Watching excitations diffuse and charges recombine at interfaces in organic photovoltaic materials

COLL 329

John B Asbury, jasbury@psu.edu, Larry W Barbour, lwb11@psu.edu, and Ryan D Pensack, rdp154@psu.edu. Department of Chemistry, Pennsylvania State University, 104 Chemistry Building, University Park, PA 16802
Photoinduced charge separation, excitation transport, and charge recombination at the interfaces of polymer blend organic photovoltaic materials are examined using ultrafast visible pump – infrared probe spectroscopy.

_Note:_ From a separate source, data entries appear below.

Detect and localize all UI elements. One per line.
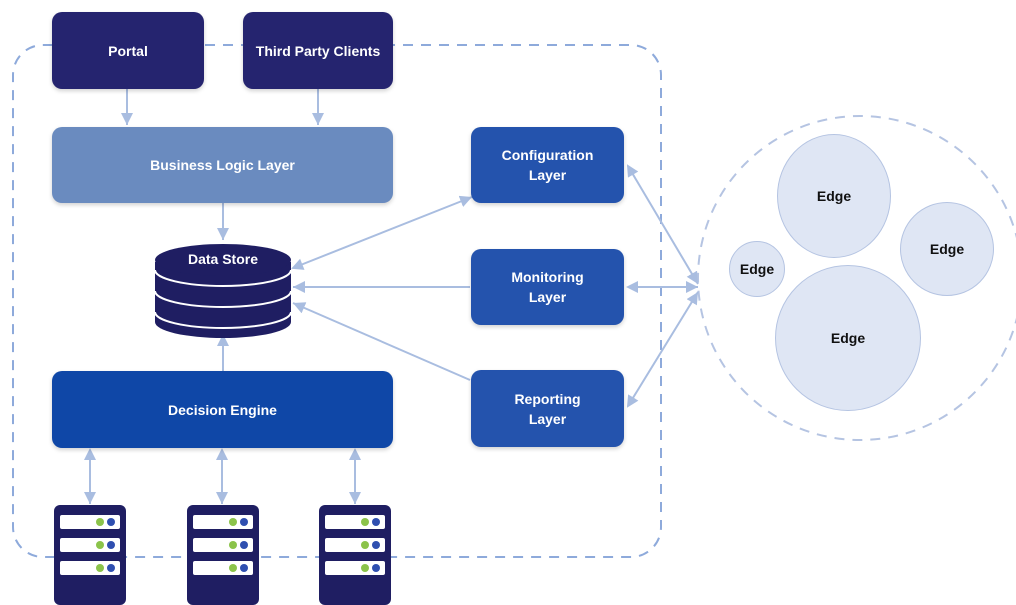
reporting-to-data-store-connector [292,302,471,381]
configuration-layer-label: Configuration Layer [501,147,594,183]
data-store-configuration-connector [291,195,473,270]
decision-engine-node: Decision Engine [52,371,393,448]
portal-label: Portal [108,42,148,59]
edge-node: Edge [777,134,891,258]
monitoring-layer-node: Monitoring Layer [471,249,624,325]
server-rack [60,515,120,529]
reporting-layer-node: Reporting Layer [471,370,624,447]
edge-cluster-boundary [697,115,1016,441]
edge-label: Edge [830,330,866,346]
data-store-label: Data Store [187,251,259,267]
server-rack [60,561,120,575]
server-rack [325,515,385,529]
reporting-layer-label: Reporting Layer [514,390,581,427]
edge-label: Edge [929,241,965,257]
business-logic-layer-node: Business Logic Layer [52,127,393,203]
portal-node: Portal [52,12,204,89]
third-party-clients-label: Third Party Clients [255,42,381,59]
server-icon [319,505,391,605]
edge-node: Edge [900,202,994,296]
edge-label: Edge [739,261,775,277]
edge-node: Edge [729,241,785,297]
server-rack [325,561,385,575]
edge-node: Edge [775,265,921,411]
configuration-layer-node: Configuration Layer [471,127,624,203]
server-rack [60,538,120,552]
edge-label: Edge [816,188,852,204]
monitoring-layer-label: Monitoring Layer [511,269,584,305]
server-rack [193,538,253,552]
server-rack [193,515,253,529]
third-party-clients-node: Third Party Clients [243,12,393,89]
server-icon [54,505,126,605]
database-icon [154,244,292,338]
reporting-edge-connector [626,291,699,408]
server-rack [325,538,385,552]
decision-engine-label: Decision Engine [168,401,277,418]
business-logic-layer-label: Business Logic Layer [150,157,295,173]
configuration-edge-connector [626,164,699,285]
server-icon [187,505,259,605]
server-rack [193,561,253,575]
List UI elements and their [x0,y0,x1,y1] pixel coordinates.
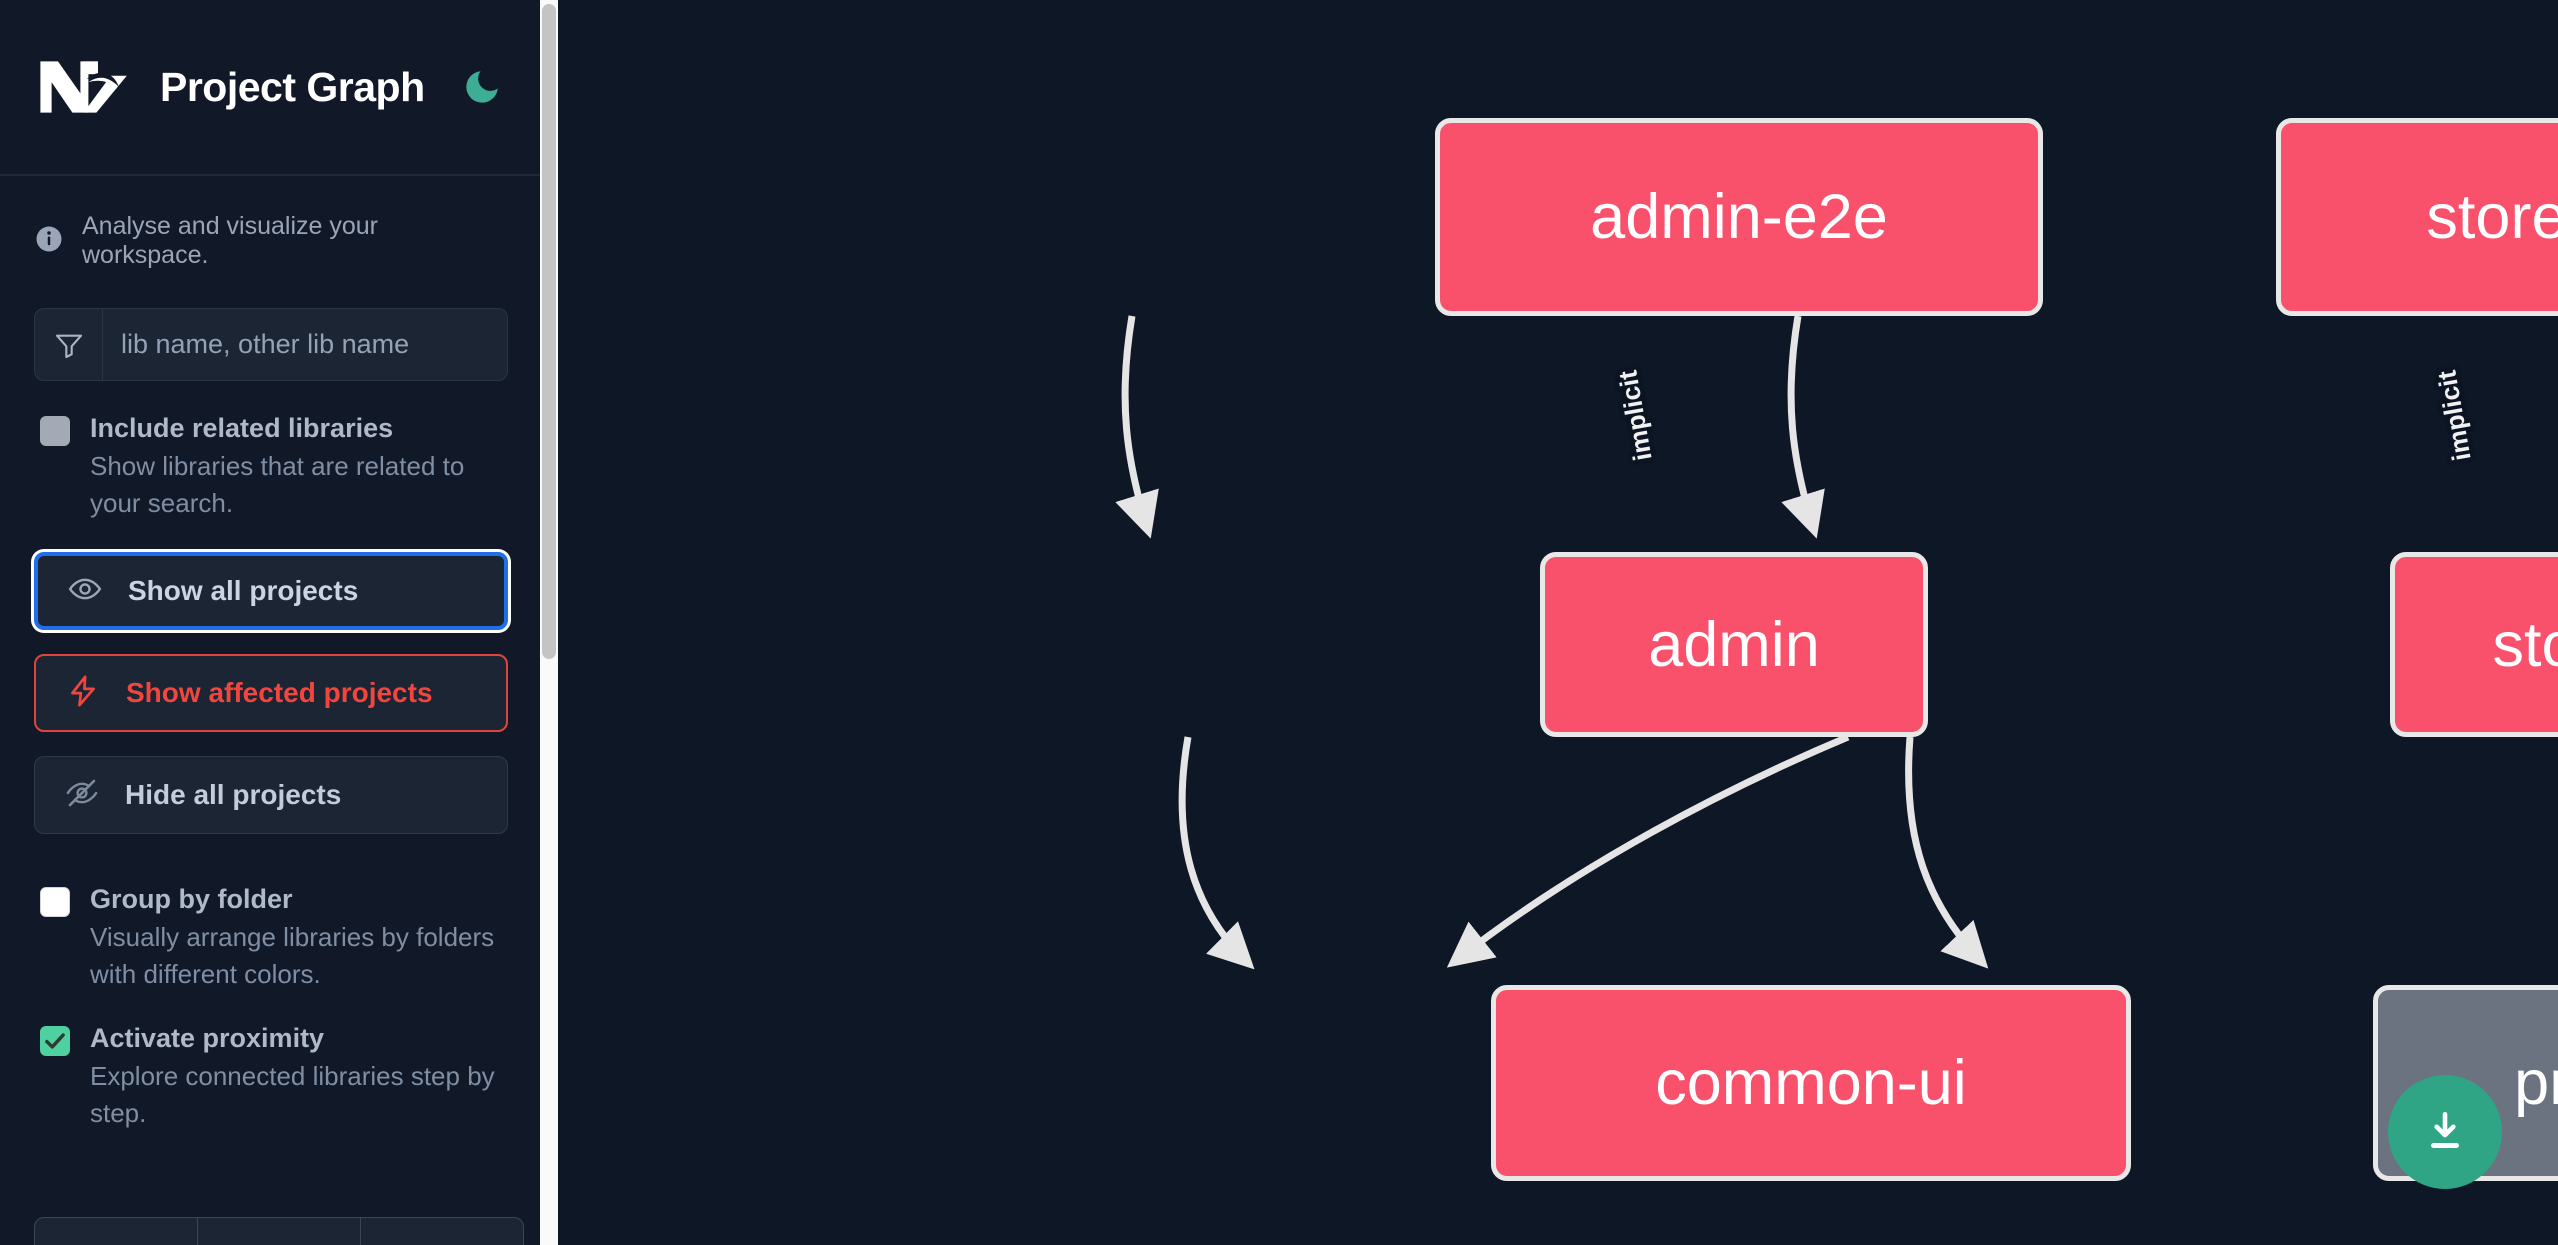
edge-admin-to-common-ui [1178,736,1255,970]
hide-all-projects-label: Hide all projects [125,778,342,810]
nx-logo [34,55,130,119]
node-label-admin-e2e: admin-e2e [1590,182,1888,252]
segment-3[interactable] [361,1218,523,1245]
node-label-products: products [2514,1048,2558,1118]
graph-node-admin[interactable]: admin [1540,552,1928,737]
search-input[interactable] [103,309,507,380]
projects-button-group: Show all projects Show affected projects [0,522,542,834]
checkbox-label-group-by-folder: Group by folder [90,883,293,914]
checkbox-description-activate-proximity: Explore connected libraries step by step… [90,1061,495,1128]
graph-node-admin-e2e[interactable]: admin-e2e [1435,118,2043,316]
hide-all-projects-button[interactable]: Hide all projects [34,755,508,834]
sidebar-header: Project Graph [0,0,542,176]
filter-row [0,270,542,381]
lightning-bolt-icon [66,674,100,711]
sidebar: Project Graph Analyse and visualize yo [0,0,558,1245]
graph-node-store-e2e[interactable]: store-e2e [2276,118,2558,316]
eye-icon [68,572,102,609]
workspace-tagline: Analyse and visualize your workspace. [0,176,542,270]
node-label-admin: admin [1648,609,1820,680]
graph-canvas[interactable]: admin-e2e store-e2e admin store common-u… [558,0,2558,1245]
page-title: Project Graph [160,63,425,110]
funnel-icon [35,309,103,380]
node-label-common-ui: common-ui [1655,1048,1967,1118]
checkbox-box-group-by-folder[interactable] [40,886,70,917]
info-icon [34,224,64,259]
moon-icon[interactable] [457,60,508,114]
tagline-text: Analyse and visualize your workspace. [82,212,378,269]
checkbox-activate-proximity[interactable]: Activate proximity Explore connected lib… [0,993,542,1132]
checkbox-box-include-related-libraries[interactable] [40,416,70,446]
edge-store-to-common-ui [1446,733,1850,968]
edge-admin-e2e-to-admin [1115,315,1159,539]
sidebar-scroll-region: Project Graph Analyse and visualize yo [0,0,542,1245]
node-label-store: store [2492,609,2558,680]
graph-node-common-ui[interactable]: common-ui [1491,985,2131,1181]
checkbox-box-activate-proximity[interactable] [40,1025,70,1056]
show-affected-projects-label: Show affected projects [126,676,433,708]
checkbox-label-activate-proximity: Activate proximity [90,1022,325,1053]
checkbox-include-related-libraries[interactable]: Include related libraries Show libraries… [0,381,542,522]
bottom-segmented-control[interactable] [34,1217,524,1245]
checkbox-description-include-related-libraries: Show libraries that are related to your … [90,451,465,519]
download-button[interactable] [2388,1075,2502,1189]
sidebar-scrollbar-track[interactable] [540,0,558,1245]
download-icon [2431,1112,2459,1149]
edge-store-to-products [1905,736,1989,969]
graph-node-store[interactable]: store [2390,552,2558,737]
search-filter-box[interactable] [34,308,508,381]
eye-off-icon [65,776,99,813]
edge-store-e2e-to-store [1781,315,1825,539]
segment-1[interactable] [35,1218,198,1245]
show-all-projects-button[interactable]: Show all projects [34,551,508,630]
checkbox-label-include-related-libraries: Include related libraries [90,413,394,443]
graph-edges [1115,315,1989,970]
checkbox-description-group-by-folder: Visually arrange libraries by folders wi… [90,922,495,989]
show-affected-projects-button[interactable]: Show affected projects [34,653,508,732]
segment-2[interactable] [198,1218,361,1245]
checkbox-group-by-folder[interactable]: Group by folder Visually arrange librari… [0,834,542,993]
node-label-store-e2e: store-e2e [2426,182,2558,252]
sidebar-scrollbar-thumb[interactable] [542,4,556,659]
show-all-projects-label: Show all projects [128,574,359,606]
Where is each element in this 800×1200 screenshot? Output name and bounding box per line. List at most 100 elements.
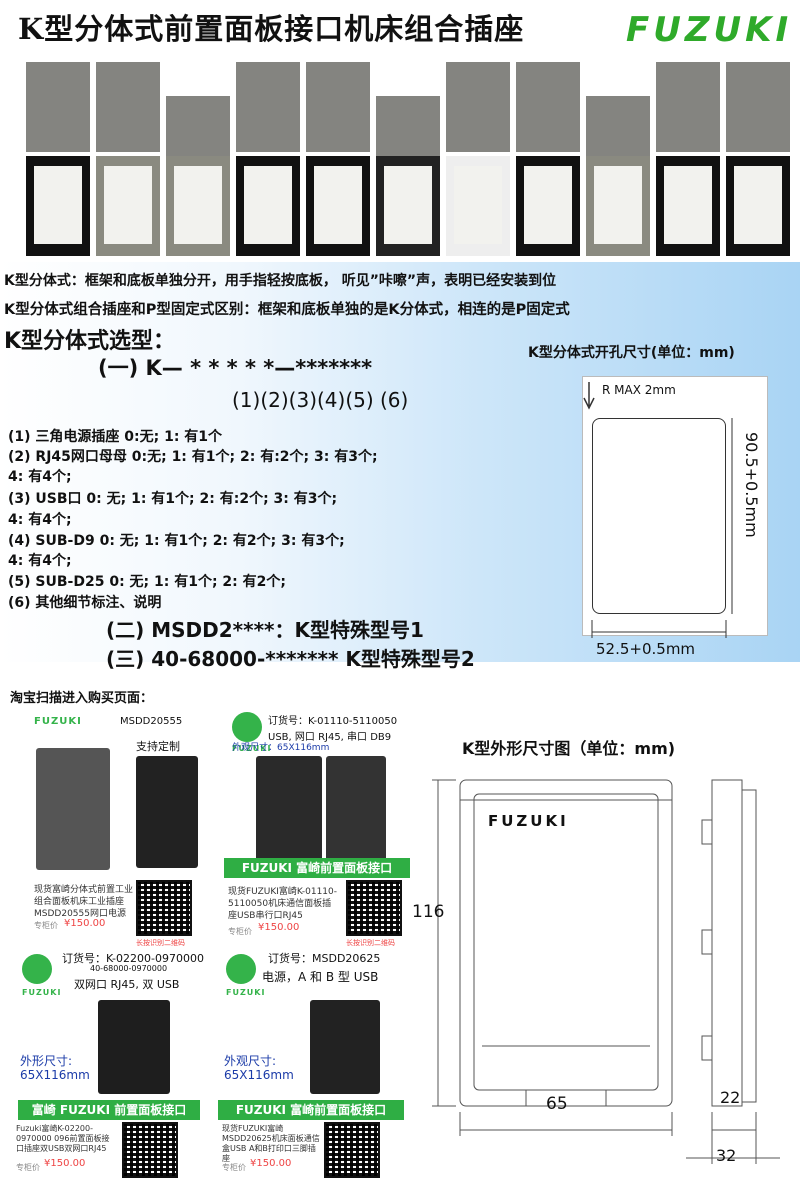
card-banner: FUZUKI 富崎前置面板接口 <box>224 858 410 878</box>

Native vibrational modes of both the electron donating polymers and electron accepting fullerenes are independently probed as local vibrational reporters of charge transfer yielding detailed dynamical information with structural specificity. Following ultrafast excitation, charge transfer to fullerene molecules occurs over many time scales ranging from sub-100 femtoseconds to nanoseconds. The slower component occurs because excitations that are created throughout the polymer phase must diffuse toward the interfaces to affect charge separation giving rise to an induction period in the charge transfer dynamics. The induction period occurs in the charge transfer kinetics observed in both the donor and acceptor transient vibrational spectra. Charge recombination is found to be composition dependent and occurs on the few microseconds to millisecond time scales.